If you’re as skincare-obsessed as we are, you probably spend your evenings applying at least three different products to your face before you’ve even moisturised. Cleanser to ensure pores are clear so ingredients can penetrate, toner to kick off hydration, and serums to pack the most potent ingredients into your skin.
Serums are the powerhouse products in our skincare routines, responsible for addressing specific skin concerns such as breakouts, dehydration, dullness, and hyper-pigmentation. While some multitasking serums can tackle multiple concerns in one go, others contain just one or a few ingredients to address one specific concern, which means you may want to layer a couple together—for example a hyaluronic acid serum to help with hydration and a vitamin C serum to brighten dull skin.
While layering serums is a clever way of forcing ingredients into your skin and making each product work to its maximum potential, it’s important to remember that not all ingredients can be layered together. It’s also important to note that while you may even see some ingredients combined together within a multitasking formula, that doesn’t necessarily mean that they should be mixed in a DIY formula. Sometimes mixing too many active ingredients can lead to skin irritation, and it can also cancel out the effects of the products. So before you turn your bathroom into a laboratory, here are the need-to-know ingredients that don’t play well together…
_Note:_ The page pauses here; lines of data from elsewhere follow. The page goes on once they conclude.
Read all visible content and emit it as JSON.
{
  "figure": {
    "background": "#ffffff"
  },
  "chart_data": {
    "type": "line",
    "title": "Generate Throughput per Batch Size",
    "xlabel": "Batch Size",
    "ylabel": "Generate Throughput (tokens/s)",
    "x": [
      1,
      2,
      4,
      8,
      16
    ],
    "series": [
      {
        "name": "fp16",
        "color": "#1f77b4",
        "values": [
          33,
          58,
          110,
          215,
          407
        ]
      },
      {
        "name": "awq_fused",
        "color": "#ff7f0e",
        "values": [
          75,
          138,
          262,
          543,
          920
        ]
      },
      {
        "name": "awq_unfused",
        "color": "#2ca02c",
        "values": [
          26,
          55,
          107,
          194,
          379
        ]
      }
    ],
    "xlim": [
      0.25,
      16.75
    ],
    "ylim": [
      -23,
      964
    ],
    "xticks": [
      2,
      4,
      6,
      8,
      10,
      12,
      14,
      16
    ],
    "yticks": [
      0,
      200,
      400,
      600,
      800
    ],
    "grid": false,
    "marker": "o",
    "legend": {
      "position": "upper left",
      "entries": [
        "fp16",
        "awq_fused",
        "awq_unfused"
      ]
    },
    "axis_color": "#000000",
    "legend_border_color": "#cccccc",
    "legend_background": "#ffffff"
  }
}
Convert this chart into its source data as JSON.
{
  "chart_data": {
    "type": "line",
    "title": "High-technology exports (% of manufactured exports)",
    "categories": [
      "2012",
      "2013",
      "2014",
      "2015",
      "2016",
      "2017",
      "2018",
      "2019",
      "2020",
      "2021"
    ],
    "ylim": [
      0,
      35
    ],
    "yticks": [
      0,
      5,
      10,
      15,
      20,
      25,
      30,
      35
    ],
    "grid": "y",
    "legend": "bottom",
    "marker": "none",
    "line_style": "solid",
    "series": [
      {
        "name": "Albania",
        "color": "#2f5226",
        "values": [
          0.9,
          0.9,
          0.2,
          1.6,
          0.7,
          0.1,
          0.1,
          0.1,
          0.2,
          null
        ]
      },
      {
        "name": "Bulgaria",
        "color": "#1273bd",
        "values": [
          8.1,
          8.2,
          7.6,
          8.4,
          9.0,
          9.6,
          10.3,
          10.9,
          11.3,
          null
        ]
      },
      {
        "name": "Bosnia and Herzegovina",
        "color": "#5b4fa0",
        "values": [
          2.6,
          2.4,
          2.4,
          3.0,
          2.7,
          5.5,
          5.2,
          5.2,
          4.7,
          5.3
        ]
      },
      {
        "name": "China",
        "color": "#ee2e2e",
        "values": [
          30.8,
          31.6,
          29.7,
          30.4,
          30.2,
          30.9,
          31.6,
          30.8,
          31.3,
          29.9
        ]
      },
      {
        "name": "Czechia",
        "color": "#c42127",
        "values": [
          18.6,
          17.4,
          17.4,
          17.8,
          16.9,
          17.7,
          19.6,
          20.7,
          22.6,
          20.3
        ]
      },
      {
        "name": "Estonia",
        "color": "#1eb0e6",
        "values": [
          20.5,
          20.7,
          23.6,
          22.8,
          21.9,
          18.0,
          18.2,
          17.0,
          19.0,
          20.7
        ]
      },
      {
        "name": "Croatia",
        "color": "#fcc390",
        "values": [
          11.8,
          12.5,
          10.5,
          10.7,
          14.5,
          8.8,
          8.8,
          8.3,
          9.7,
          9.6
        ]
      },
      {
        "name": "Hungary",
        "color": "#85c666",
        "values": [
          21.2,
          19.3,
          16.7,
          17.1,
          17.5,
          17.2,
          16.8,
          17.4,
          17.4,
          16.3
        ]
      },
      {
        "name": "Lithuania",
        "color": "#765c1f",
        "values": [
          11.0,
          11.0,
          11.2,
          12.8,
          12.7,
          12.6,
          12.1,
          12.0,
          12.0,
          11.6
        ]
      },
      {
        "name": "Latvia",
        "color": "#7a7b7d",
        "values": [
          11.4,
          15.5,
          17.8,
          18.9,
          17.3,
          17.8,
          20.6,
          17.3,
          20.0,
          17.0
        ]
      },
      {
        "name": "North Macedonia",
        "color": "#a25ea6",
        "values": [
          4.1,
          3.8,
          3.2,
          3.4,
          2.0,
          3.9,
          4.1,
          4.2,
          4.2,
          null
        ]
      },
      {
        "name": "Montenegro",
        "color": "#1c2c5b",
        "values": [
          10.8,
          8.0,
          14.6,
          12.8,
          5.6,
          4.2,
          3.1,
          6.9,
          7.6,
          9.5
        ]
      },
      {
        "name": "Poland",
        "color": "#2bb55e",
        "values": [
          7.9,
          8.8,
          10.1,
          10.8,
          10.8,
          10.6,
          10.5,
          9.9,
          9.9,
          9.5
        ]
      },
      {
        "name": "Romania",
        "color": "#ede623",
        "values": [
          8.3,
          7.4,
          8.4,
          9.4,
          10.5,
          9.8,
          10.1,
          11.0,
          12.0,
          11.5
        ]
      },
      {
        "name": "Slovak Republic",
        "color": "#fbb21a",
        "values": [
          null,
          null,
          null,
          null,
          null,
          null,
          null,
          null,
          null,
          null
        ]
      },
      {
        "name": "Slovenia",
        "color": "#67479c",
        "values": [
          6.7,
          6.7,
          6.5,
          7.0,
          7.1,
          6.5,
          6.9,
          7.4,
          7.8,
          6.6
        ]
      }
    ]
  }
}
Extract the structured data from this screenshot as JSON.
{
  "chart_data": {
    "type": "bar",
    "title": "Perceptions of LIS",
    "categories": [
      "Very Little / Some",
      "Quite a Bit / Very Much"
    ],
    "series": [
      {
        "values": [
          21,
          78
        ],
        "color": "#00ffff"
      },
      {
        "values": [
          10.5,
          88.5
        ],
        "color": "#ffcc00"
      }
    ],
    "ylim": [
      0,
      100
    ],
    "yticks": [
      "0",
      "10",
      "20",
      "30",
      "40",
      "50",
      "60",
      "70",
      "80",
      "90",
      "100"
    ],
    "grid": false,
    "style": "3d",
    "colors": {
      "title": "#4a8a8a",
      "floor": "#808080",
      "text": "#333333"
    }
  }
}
Can I use vitamin C with AHAs/BHAs?
Vitamin C is effectively an acid (it’s sometimes known as ascorbic acid), so layering it with AHAs and BHAs like glycolic, salicylic, and lactic acids is a big no-no. It’s also really unstable, so any acids you layer it with will destabilise the pH balance and render it completely useless before it even has chance to work its magic.
Can I use retinol with AHAs/BHAs?
Retinol doesn’t exfoliate like AHAs and BHAs do, but it is a peeling agent, so it does stimulate cell turnover to get rid of old and damaged skin cells. Mixing it with acids can cause dryness and irritation and damage the skin’s moisture barrier, and together they’ll also increase skin’s sensitivity to the sun, meaning you’re at a much higher risk of burning and UV damage. Use these ingredients on alternate days or weeks if you’re after the benefits of both.
Can I use oil-based products with water-based products?
It’s basic high school-level science: oil and water don’t mix. In fact, oil actually repels water, so when it comes to your skincare, using an oil-based product will leave a film on your skin which prevents water-based formulas from absorbing. If you want to use both formulas in the same routine, apply your water-based products first, and oil-based products on top.
Can I use glycolic acid with salicylic acid?
Both ingredients work by removing dead skin cells from the upper layers of your skin, but more is not always better! Glycolic acid and salicylic acid are great ingredients used separately (or in pre-formulated blends) but mixing the two yourself could cause a major reaction and compromise your skin barrier. One word: ouch.
Can I use niacinamide with vitamin C?
Used separately, both ingredients are great for treating blemish-prone and scarred skin, and you’ll find they’re used together in some multi-ingredient serums. However, combining them DIY-style is potentially a recipe for disaster. Niacinamide can cancel out the good properties of vitamin C and turn it into a substance that causes redness and can trigger acne breakouts.
Can I use niacinamide with AHAs/BHAs?
Both niacinamide and AHAs/BHAs (like glycolic, lactic, and salicylic acids) can help to improve skin texture, pigmentation, acne, and signs of aging, but mixing or layering these ingredients won’t necessarily have any benefits. Acids have a low pH of 3-4, whereas niacinamide has a higher pH at around 5-7. If combined, the niacinamide will raise the pH of the acid meaning that it’s less effective and won’t absorb as well. This combo may also cause redness and flushing.